The pill cauldrons that appear in the novels: the Black Demon Cauldron, the Ten Thousand Beasts Cauldron, and the Mountain Melting Cauldron, the rest of the novels are not mentioned, and the other ones circulating on the internet are all cottage versions. The seventh-ranked Holy Yew Cauldron appears in The Legend of Medicine Old Man.

| Medicine cauldron name | Tianding Ranking | introduce |
|---|---|---|
| Black Demon Cauldron | Ranking: 7th Owner: Obtained by a master. First appearance: The Legend of Yao Lao, Volume 4, The First Alchemist, Chapter 6, The Transformation of the Black Demon Cauldron | The light and shadow space is produced by a very small part of the origin of light in the world, which is opposite to the Black Demon Cauldron. |
| Ten Thousand Beasts Cauldron | Ranking: 8th (the only one with a clear ranking) Owner: Yao Chen (Yao Lao) First appearance: Chapter 239 Hidden in the Deep. Yao Lao used it to refine the sixth-grade elixir "Po Evil Pill" in his soul state. | The black medicine cauldron is quite sturdy in size, with a calm aura lingering all over its body. Lifelike flame totems are painted on the surface of the cauldron. As the cauldron slowly rotates, these flame totems are actually like real objects. Invisibly, a faint flame energy is condensing around the cauldron. |
| Mountain Melting Cauldron | Ranking: Unknown (not mentioned in the novel) Owner: Xiao Yan (the trophy obtained by Xiao Yan after killing Han Feng) First appearance: Chapter 627, Pill Auction. The name was unknown at that time. In Chapter 633, Materials for Refining the Body, Yao Lao first mentioned its name. | The medicine cauldron is quite large, and is covered with all kinds of strange patterns all over. On the body of the cauldron, there are lifelike images of ferocious beasts carved. When their ferocious mouths are wide open, if you listen carefully, you can seem to hear faintly some strange roars coming from the medicine cauldron. All these strange phenomena show the extraordinary nature of this red medicine cauldron. |
| Holy Yaoding | Ranking: Unknown (not mentioned in the novel) Owner: Tang Zhen (Master of Burning Flame Valley) First appearance: Chapter 1028: Fire Bodhisattva Pill. It was used by Xiao Yan, Tang Zhen, and Master Huan when they worked together to refine the seventh-grade high-level pill "Fire Bodhisattva Pill". | A huge medicine cauldron that is about ten feet in size. The entire cauldron is fiery red, and on the round wall of the cauldron, there are patterns like a volcanic eruption. At first glance, a violent aura suddenly comes towards you. |

== Game ==

=== "Fights Break Spheres: The Strange Fire Reignited" ===
Fights Break Spheres: The Strange Fire Reignited is a large-scale immersive 3D MMORPG crafted and published by China's Shenzhen Tencent Computer Systems Limited.Developed by the TiMi Studio Group . The game was officially launched on January 10, 2020, for public beta testing.
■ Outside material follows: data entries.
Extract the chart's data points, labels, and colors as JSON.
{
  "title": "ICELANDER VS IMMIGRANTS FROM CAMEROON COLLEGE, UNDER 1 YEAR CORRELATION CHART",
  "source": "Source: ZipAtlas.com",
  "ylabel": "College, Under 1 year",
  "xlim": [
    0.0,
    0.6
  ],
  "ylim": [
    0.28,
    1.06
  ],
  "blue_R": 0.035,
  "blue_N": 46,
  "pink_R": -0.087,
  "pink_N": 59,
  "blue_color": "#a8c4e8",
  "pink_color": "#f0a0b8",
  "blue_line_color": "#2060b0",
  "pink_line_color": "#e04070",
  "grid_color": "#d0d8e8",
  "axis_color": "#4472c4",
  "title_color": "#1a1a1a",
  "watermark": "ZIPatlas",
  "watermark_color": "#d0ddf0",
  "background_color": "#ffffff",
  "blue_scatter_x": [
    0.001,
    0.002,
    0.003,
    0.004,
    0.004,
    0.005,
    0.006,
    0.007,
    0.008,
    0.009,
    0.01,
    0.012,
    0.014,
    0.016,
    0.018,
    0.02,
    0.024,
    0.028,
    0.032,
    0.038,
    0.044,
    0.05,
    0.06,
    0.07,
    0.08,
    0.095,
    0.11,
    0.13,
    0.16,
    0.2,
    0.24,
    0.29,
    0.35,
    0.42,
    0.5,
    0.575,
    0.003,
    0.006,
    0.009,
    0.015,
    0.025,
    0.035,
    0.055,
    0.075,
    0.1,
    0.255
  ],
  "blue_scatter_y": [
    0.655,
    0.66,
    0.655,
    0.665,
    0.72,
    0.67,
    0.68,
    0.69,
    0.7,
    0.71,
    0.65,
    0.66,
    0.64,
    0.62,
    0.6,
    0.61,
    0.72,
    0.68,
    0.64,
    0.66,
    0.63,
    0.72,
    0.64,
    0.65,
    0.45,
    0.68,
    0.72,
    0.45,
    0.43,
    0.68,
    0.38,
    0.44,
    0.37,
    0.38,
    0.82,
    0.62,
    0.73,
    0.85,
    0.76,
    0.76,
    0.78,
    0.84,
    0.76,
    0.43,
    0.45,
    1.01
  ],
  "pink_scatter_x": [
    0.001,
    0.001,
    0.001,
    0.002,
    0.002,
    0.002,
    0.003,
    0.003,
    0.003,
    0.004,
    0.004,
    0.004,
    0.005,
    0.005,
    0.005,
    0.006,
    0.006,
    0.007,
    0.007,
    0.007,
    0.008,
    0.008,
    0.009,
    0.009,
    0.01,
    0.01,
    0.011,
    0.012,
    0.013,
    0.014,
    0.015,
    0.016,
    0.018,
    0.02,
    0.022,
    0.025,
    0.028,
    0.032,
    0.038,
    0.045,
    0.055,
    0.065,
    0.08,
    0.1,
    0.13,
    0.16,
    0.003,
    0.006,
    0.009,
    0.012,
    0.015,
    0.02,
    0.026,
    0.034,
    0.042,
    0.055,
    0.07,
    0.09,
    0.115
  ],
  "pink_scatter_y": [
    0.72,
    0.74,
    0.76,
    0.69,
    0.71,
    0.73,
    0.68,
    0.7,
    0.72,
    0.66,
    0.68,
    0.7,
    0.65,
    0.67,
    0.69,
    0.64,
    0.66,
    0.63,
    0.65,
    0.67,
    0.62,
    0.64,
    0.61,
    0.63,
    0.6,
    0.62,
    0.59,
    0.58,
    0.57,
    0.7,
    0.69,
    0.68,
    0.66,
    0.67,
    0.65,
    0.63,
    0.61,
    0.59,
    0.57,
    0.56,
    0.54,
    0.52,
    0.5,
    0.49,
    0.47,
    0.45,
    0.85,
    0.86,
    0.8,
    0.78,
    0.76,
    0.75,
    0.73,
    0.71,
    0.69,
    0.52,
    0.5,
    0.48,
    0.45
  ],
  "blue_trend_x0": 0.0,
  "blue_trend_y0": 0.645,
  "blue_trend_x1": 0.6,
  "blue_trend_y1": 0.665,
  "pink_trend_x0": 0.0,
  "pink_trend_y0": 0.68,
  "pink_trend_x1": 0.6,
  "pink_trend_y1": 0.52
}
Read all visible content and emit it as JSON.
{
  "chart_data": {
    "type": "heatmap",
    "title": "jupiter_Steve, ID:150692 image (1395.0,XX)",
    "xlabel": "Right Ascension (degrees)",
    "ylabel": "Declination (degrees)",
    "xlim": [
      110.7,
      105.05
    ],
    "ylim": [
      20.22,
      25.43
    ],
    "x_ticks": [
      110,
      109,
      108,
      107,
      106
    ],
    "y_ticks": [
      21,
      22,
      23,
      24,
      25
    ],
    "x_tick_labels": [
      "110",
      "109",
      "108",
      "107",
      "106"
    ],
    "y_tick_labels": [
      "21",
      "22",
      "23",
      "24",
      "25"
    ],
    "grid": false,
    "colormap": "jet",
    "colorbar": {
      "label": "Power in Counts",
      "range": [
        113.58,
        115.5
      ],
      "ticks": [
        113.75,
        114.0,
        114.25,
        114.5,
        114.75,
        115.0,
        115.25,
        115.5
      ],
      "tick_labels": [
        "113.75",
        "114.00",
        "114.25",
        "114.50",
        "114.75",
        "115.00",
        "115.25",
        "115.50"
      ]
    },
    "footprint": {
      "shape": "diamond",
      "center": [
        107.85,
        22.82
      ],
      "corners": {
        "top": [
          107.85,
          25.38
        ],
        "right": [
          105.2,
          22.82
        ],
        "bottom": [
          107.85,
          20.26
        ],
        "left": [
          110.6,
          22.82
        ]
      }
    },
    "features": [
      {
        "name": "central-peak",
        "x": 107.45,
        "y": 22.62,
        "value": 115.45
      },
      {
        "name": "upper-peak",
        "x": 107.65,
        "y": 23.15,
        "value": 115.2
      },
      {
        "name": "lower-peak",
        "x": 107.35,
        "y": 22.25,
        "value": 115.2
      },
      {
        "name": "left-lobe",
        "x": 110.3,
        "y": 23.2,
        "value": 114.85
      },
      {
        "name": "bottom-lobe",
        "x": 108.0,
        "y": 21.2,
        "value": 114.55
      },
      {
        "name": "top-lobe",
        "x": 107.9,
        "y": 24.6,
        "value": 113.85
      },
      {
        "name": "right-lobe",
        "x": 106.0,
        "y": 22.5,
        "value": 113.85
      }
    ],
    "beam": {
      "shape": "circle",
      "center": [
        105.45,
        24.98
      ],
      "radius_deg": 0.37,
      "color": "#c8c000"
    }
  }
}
Game Support Platform : Android, IOS, PC Emulator

The game received very hot attention upon its release, with the same plot as the novel, and has many followers in China's Baidu posting forums who actively discuss the game's content. It has also received high ratings for its gaming experience in the Apple Store.

== Reception ==
Wang Gaixia, associate professor at the School of Foreign Languages of Neijiang Normal University, wrote an article stating that in the novel Fights Break the Sky (English version), Xiao Yan is the main character and uses a "growing brave" as his character image, which is in line with the expectations of readers at home and abroad. The structure of the novel is "Dou Qi Continent" which is a combination of Chinese and Western cultures. Its English version is not only conducive to the spread of Chinese culture but also conducive to the development of Chinese culture represented by popular literature represented by online novels.